Attraverso l’azione collettiva gli abitanti dei 91 comuni del
Lazio coinvolti, intestatari di una bolletta dell’acqua per un
contratto di utenza in corso, possono chiedere il risarcimento
dei danni subiti per effetto dell’inadempimento, protrattosi nel
tempo, da parte dello Stato e della Regione, degli obblighi
assunti per legge e imposti dall’Ue per poter ottenere le
deroghe e proroghe richieste. Il risarcimento spettante a
ciascuna famiglia – calcola Codacons – ammonta a 600 euro.

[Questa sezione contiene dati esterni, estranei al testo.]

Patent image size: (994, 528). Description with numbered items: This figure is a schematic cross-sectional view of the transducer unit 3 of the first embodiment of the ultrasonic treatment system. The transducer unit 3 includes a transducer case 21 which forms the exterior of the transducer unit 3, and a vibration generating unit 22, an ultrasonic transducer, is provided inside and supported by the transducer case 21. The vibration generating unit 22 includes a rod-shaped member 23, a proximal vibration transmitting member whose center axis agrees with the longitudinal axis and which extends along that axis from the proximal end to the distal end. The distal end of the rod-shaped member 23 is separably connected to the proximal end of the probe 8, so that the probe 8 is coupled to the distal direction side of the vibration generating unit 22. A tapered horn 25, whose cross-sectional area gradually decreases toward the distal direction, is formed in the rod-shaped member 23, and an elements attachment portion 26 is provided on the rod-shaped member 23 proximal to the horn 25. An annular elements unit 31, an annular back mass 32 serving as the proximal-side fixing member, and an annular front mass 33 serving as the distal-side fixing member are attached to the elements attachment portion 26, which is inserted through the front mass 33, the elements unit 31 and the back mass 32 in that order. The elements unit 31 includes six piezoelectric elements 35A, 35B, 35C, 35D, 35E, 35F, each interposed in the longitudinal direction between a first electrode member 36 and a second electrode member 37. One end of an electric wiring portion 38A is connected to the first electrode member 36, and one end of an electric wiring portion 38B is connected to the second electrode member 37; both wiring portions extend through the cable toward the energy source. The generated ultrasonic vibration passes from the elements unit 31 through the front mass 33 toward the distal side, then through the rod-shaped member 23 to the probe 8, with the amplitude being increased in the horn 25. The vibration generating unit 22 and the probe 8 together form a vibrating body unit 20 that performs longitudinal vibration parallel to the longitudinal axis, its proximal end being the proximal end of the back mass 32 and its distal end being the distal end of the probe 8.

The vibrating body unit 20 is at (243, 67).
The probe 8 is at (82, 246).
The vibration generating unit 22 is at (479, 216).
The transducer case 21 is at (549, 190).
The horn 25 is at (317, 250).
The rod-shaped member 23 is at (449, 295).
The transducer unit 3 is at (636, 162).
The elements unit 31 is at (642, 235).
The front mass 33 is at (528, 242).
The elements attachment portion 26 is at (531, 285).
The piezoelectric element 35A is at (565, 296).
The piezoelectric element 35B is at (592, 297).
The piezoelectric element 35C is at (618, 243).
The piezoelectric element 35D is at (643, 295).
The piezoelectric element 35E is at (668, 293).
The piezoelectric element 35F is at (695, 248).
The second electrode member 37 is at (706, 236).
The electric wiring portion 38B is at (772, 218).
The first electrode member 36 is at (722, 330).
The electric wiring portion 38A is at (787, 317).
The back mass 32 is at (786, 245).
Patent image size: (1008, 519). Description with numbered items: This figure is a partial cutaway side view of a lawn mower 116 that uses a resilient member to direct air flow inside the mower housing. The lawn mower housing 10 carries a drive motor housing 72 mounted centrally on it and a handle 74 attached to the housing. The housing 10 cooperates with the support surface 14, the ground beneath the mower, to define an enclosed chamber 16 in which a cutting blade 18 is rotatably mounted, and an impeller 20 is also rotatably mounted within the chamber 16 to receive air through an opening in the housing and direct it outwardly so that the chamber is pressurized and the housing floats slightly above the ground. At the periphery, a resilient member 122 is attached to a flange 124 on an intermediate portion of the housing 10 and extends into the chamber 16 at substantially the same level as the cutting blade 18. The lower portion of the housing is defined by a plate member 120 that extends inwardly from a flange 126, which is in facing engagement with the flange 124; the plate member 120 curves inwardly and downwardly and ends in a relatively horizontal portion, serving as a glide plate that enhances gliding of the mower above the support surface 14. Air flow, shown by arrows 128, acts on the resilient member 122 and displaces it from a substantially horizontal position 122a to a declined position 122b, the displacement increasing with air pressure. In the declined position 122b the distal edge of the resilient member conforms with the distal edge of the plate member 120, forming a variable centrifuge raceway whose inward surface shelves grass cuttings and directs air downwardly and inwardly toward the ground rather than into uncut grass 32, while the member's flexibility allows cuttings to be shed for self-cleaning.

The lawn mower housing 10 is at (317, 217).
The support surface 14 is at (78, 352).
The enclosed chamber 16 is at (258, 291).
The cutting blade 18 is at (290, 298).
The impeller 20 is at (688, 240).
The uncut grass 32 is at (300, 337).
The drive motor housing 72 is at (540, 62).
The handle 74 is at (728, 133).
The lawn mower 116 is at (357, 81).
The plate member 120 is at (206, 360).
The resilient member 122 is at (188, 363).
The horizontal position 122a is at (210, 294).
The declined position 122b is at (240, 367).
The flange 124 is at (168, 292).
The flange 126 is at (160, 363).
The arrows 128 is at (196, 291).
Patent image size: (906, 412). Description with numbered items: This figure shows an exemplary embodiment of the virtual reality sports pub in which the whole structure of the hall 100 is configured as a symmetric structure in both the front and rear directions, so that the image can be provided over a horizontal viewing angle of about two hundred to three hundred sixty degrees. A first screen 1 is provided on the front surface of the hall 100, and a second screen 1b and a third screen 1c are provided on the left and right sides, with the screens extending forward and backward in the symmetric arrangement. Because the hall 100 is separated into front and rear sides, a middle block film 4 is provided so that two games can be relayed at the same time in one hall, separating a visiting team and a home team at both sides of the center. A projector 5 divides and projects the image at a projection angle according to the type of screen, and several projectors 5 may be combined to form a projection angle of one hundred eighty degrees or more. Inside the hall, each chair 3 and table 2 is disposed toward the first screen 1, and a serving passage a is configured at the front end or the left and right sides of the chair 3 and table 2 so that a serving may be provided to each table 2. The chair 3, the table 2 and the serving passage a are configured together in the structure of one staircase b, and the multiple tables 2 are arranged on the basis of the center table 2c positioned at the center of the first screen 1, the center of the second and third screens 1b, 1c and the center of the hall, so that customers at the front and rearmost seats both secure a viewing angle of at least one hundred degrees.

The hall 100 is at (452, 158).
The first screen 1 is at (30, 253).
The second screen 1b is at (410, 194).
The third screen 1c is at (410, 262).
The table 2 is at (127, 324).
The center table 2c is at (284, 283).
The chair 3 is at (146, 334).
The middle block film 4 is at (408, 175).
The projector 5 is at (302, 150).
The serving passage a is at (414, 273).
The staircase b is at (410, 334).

Il 28 ottobre scorso la Commissione Europea ha bocciato la
richiesta di deroga ai limiti di legge inoltrata dall’Italia per
la concentrazione di arsenico presente nell’acqua destinata ad
uso potabile. Oltre 128 i Comuni italiani coinvolti: in testa il
Lazio, con 91 città e borghi (tra le provincie di Roma, Latina
e Viterbo), per un totale di circa 750mila cittadini. L’acqua
che esce dai rubinetti di questi comuni contiene infatti
arsenico oltre la soglia di 10 microgrammi per litro, nonostante
la legge preveda limiti di 5/6 volte inferiori.
"Il rischio per i cittadini di gravi danni alla salute è
altissimo – ricordano dal Codacons – l’Organizzazione mondiale
della sanità e il Comitato scientifico europeo, parlano
addirittura di ‘alcune forme di cancro’".(ANSA).